Lula, favorito até o momento nas pesquisas, prometeu a criação de um novo Ministério da Segurança Pública “para compartilhar responsabilidades com os estados e libertar o povo, prendendo todos aqueles que se acham donos de uma favela ou de um bairro pobre”, afirmou ele, cercado por seus simpatizantes no estádio Vila Euclides, em São Bernardo do Campo.
O presidente do Brasil, por outro lado, voltou a se apresentar como o grande porta-voz da esquerda. “Não permitirei que a direita chegue ao poder, uma direita que costumava rir das crianças que morriam por falta de remédios”, afirmou Lula. “Não sei que futuro essas pessoas imaginam para o povo brasileiro”.
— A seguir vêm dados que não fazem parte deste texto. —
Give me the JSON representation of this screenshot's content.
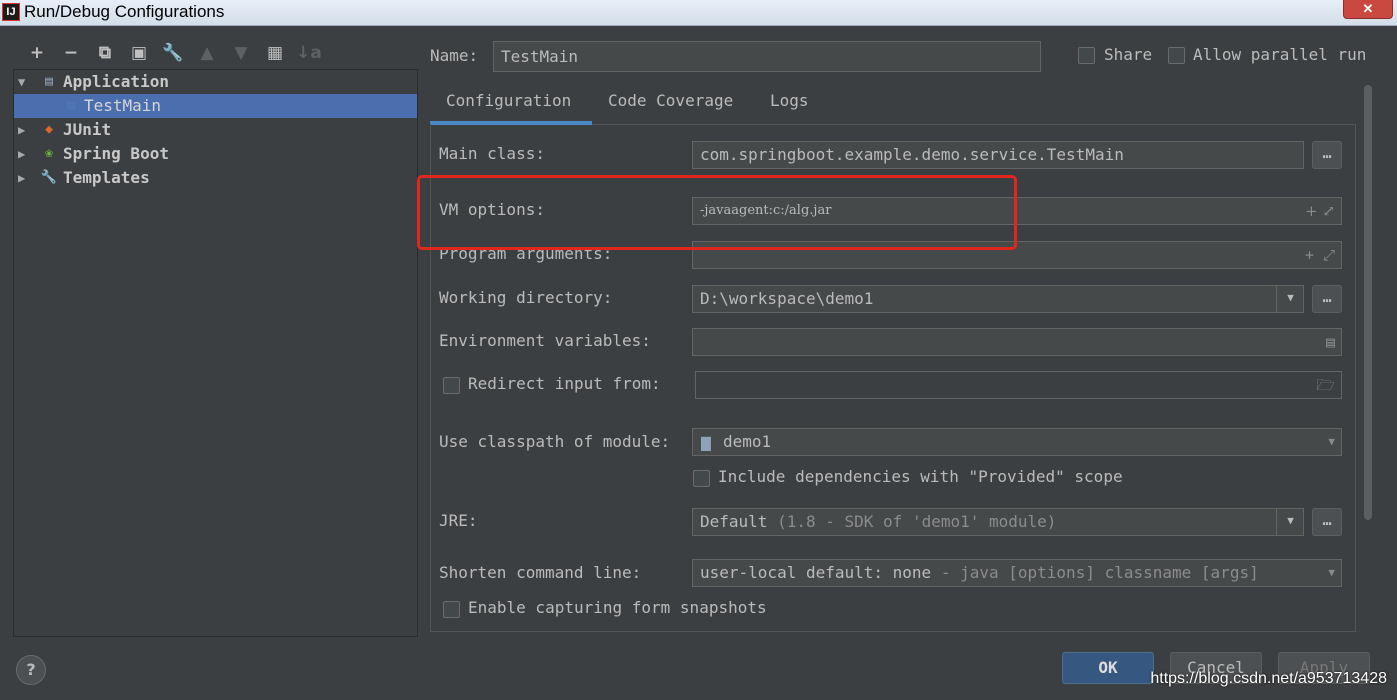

Flávio Bolsonaro, por outro lado, acusou Lula de ter ficado de braços cruzados diante da criminalidade. Durante o lançamento de sua campanha na praia de Copacabana, o senador e filho do agora preso ex-presidente Jair Bolsonaro (condenado a 27 anos por golpe de Estado) acusou Lula de “brigar com países a 10.000 quilômetros do Brasil”, em referência a Israel, “mas não briga com o ladrão, o traficante, o estuprador, o assaltante e o assassino que temos ao nosso lado”.
“Ou esse governo está conivente com o crime organizado ou é incompetente”, acrescentou Bolsonaro em declarações publicadas pelo jornal ‘O Globo’.